Jika kamu khawatir konten artikel atau gambar asli kamu dicuri oleh orang lain, kamu bisa membatasi fungsi klik kanan dan blokir teks. Ini adalah cara sederhana untuk melindungi kekayaan intelektual kamu.
Gunakan Plugin Proteksi Konten
Cara paling praktis adalah menggunakan plugin seperti WP Content Copy Protection & No Right Click. Plugin ini secara otomatis menonaktifkan klik kanan, pintasan keyboard untuk menyalin (Ctrl+C), dan fitur seleksi teks di seluruh website kamu.
Nonaktifkan Klik Kanan pada Gambar Saja
Jika kamu hanya ingin melindungi aset visual, beberapa plugin memungkinkan kamu mematikan klik kanan khusus pada elemen gambar saja.
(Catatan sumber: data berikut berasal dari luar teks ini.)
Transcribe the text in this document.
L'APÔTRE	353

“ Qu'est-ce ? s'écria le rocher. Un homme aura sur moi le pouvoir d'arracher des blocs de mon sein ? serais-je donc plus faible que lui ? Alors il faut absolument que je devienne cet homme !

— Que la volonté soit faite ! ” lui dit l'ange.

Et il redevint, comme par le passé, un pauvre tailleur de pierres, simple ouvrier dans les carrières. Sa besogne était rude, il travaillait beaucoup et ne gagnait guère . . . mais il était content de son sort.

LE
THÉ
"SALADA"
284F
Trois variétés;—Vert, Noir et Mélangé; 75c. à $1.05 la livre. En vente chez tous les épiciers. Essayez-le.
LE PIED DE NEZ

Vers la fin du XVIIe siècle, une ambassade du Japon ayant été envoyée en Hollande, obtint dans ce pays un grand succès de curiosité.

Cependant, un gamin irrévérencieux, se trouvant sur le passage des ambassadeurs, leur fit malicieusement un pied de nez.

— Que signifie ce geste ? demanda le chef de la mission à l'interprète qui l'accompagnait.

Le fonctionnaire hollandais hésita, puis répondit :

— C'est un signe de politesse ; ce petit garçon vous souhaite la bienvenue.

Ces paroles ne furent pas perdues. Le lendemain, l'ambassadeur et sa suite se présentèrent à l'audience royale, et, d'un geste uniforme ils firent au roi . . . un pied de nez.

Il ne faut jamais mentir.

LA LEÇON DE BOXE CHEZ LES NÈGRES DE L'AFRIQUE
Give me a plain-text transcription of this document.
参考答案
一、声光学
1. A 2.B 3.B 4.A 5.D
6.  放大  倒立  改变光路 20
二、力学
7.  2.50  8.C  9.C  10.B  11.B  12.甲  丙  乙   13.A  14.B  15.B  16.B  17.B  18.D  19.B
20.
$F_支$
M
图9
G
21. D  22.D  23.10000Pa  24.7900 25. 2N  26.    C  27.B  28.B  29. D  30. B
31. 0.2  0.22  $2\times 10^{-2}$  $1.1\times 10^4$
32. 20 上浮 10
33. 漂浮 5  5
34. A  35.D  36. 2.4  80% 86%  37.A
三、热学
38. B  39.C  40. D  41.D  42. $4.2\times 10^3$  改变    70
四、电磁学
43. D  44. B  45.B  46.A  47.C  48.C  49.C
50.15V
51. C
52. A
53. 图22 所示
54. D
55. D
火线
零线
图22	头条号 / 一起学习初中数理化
Ini sangat berguna bagi fotografer atau desainer yang ingin memamerkan portofolio tanpa takut fotonya disimpan secara sembarangan oleh pengunjung.
Berikan Notifikasi Peringatan
Beberapa plugin memberikan opsi untuk memunculkan pesan pop-up saat seseorang mencoba melakukan klik kanan. Kamu bisa menulis pesan seperti, “Konten ini dilindungi hak cipta,” untuk memberikan efek jera secara halus kepada pengunjung.
Pertimbangkan Sisi Pengalaman Pengguna
Ingatlah bahwa mematikan klik kanan terkadang bisa mengganggu pengunjung yang benar-benar butuh menyalin informasi penting (seperti nomor kontak atau alamat). Gunakan fitur ini secara bijak dan pastikan tidak menghalangi navigasi utama website kamu.
Cara Menambahkan Fitur Reading Progress Bar di WordPress
Reading progress bar adalah garis indikator (biasanya di bagian paling atas layar) yang bergerak maju seiring pembaca melakukan scroll ke bawah. Fitur ini memberikan gambaran visual kepada pembaca tentang sejauh mana mereka telah membaca artikel tersebut.
Gunakan Plugin Progress Bar yang Ringan
Kamu bisa memasang plugin seperti Worth The Read atau Reading Progress Bar. Plugin ini sangat ringan dan memberikan kepuasan psikologis kepada pembaca karena mereka tahu kapan artikel akan selesai, sehingga menurunkan kemungkinan mereka pergi sebelum artikel habis.
Kustomisasi Warna agar Mencolok
Pastikan warna garis indikator kontras dengan warna header website kamu. Jika header kamu berwarna putih, gunakan warna cerah seperti biru atau hijau agar pergerakannya terlihat jelas oleh mata pembaca.
Atur Posisi Garis
Biasanya, posisi terbaik adalah di bagian paling atas (top) atau tepat di bawah sticky header. Beberapa plugin juga memungkinkan kamu menaruhnya di bagian bawah layar (bottom), namun posisi atas lebih umum dan mudah dipantau oleh pembaca.
Aktifkan Hanya pada Artikel Panjang
Kamu tidak perlu menampilkan progress bar pada halaman pendek seperti “Kontak” atau “Tentang Kami”. Atur pengaturan plugin agar garis indikator hanya muncul pada tipe postingan “Posts” atau artikel blog saja, di mana durasi baca biasanya lebih lama.